Be creative and find times of the day to bring your birds outside with you. Courtesy Daniella Slanina, California
In much of the country where there’s humidity and insects to deal with, the best time to bring your bird outside is anywhere from mid- to late-morning to 4 or 5 o’clock in the afternoon to avoid mosquitoes (which could be carrying the West Nile virus). Of course you also have to be careful of the hot, midday sun, so if you do bring your bird outside during the middle part of the day, make sure it has some shade where it can get away from the sun.

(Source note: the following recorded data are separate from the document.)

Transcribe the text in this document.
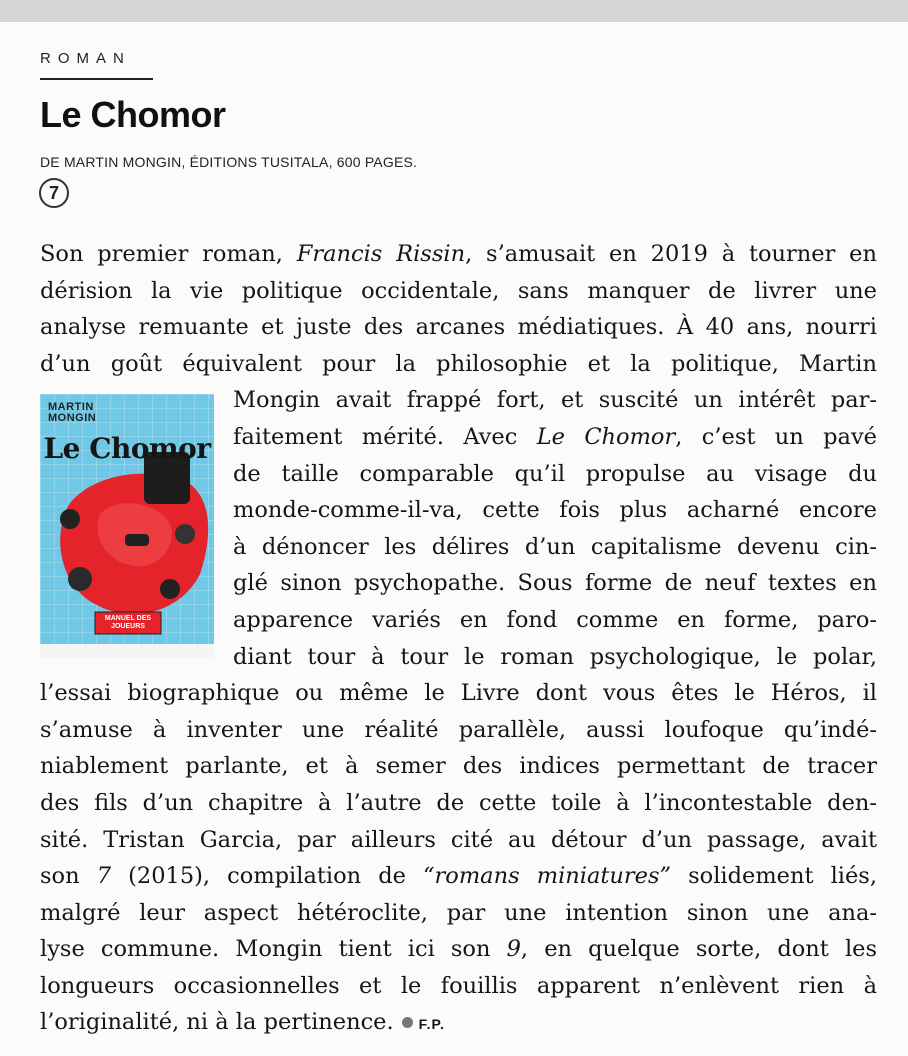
ROMAN
Le Chomor
DE MARTIN MONGIN, ÉDITIONS TUSITALA, 600 PAGES.
7
MARTIN MONGIN
Le Chomor
MANUEL DES JOUEURS
Son premier roman, Francis Rissin, s’amusait en 2019 à tourner en
dérision la vie politique occidentale, sans manquer de livrer une
analyse remuante et juste des arcanes médiatiques. À 40 ans, nourri
d’un goût équivalent pour la philosophie et la politique, Martin
Mongin avait frappé fort, et suscité un intérêt par-
faitement mérité. Avec Le Chomor, c’est un pavé
de taille comparable qu’il propulse au visage du
monde-comme-il-va, cette fois plus acharné encore
à dénoncer les délires d’un capitalisme devenu cin-
glé sinon psychopathe. Sous forme de neuf textes en
apparence variés en fond comme en forme, paro-
diant tour à tour le roman psychologique, le polar,
l’essai biographique ou même le Livre dont vous êtes le Héros, il
s’amuse à inventer une réalité parallèle, aussi loufoque qu’indé-
niablement parlante, et à semer des indices permettant de tracer
des fils d’un chapitre à l’autre de cette toile à l’incontestable den-
sité. Tristan Garcia, par ailleurs cité au détour d’un passage, avait
son 7 (2015), compilation de “romans miniatures” solidement liés,
malgré leur aspect hétéroclite, par une intention sinon une ana-
lyse commune. Mongin tient ici son 9, en quelque sorte, dont les
longueurs occasionnelles et le fouillis apparent n’enlèvent rien à
l’originalité, ni à la pertinence. F.P.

What if you live in the Northeast or Midwest where you’re snowed-in much of the year? “Parrots are not as cold sensitive as most of us think. If they are healthy, they can be brought outdoors on nice winter days for short periods,” said Ken Welle, DVM, an avian veterinarian who practices in Illinois. Of course, cold temperatures are something birds need to be acclimatized to; you wouldn’t want to suddenly take a parrot outside for a brisk January walk in Minnesota if the bird has never been outdoors before. This is something you should help it gradually adjust to, perhaps by taking the bird outdoors for a few minutes every day in the fall when the temperatures are cool but not cold, and then gradually lengthen the time outdoors in lower temperatures.
Certainly safety is an issue, so you should not leave your bird outside in its cage unattended. “It is necessary to monitor them to make sure they don’t get too hot sitting in direct sunlight if they don’t have access to shade,” warned Julie Burge DVM, a veterinarian and bird breeder in Missouri. “Watch to make sure the bird isn’t overheated.” Furthermore, if you’re outside with your bird you will be there in case your bird tries to escape and to ensure that other animals do not approach the cage. “It is easy for a stray dog or cat to roam in and attack a helpless bird. The presence of a human also helps deter wild birds that may carry parasites or contagious diseases if it lands near or on your pet’s cage, attracted by food,” Burge said.
Of course, in our fast-paced, busy world, setting aside a couple of hours every day to go outside with your bird may not be feasible. “Sometimes you have to be a little creative in how you make time to take your bird outside,” said Illinois-based bird behavior consultant Michelle Karras. I let my parrots spend time in their outdoor cages each day in the summer while I’m doing yard work or gardening. Or I’ll put them in a bird harness or birdie backpack and let them come along with me when I walk my dog.”
That said, there are many people who work full time an hour or more away from home and simply cannot fit time outdoors into their weekday schedule. In that case, the next best bet is to provide your bird with full-spectrum lighting. Interestingly, a bird’s vision includes the ultraviolet spectrum, so they can see the UV light that is invisible to humans.
“Full-spectrum mode can be put on a timer and provide as little as four hours per day, with the remaining light being non full-spectrum,” said Gregory Burkett, DVM, an avian veterinarian in Durham, North Carolina. “Or it can be offered the full 10 hours without problem. There is a lifespan on these bulbs and they are expensive; burning them only four hours per day will increase their longevity.”
Full-spectrum lighting comes in a variety of types, from grow lights for indoor plants and aquarium bulbs, to OTT lighting, white light and “Vita-Lite” bulbs. All of these imitate natural sunlight, allowing birds to absorb certain nutrients and vitamins as if they were outdoors.
If you opt for a florescent light bulb, choose a bulb that is advertised as “flicker-free” or that lickers at 120 hertz (cycles/seconds) or better. “The problem with a lot of fluorescent light bulbs is that they flicker,” Karras said. “Humans don’t see the flickering but birds, do and it can really bother birds for a while.”
You may need to experiment a bit to see exactly how much full-spectrum light is right for your birds or what type of lighting they prefer, as well as what bedtime is best or exactly how much sleep they need. “If you’re observant, your birds will let you know what they need,” Karras said. “If you parrot’s not getting enough sleep, you’re going to see some behavior problems, and the bird might not look quite up to par. But on the other hand if you’re getting your parrot out in the sun every day, if it’s getting the rest it needs – it’s going to be a lot healthier and happier. You’ll be able to see the difference.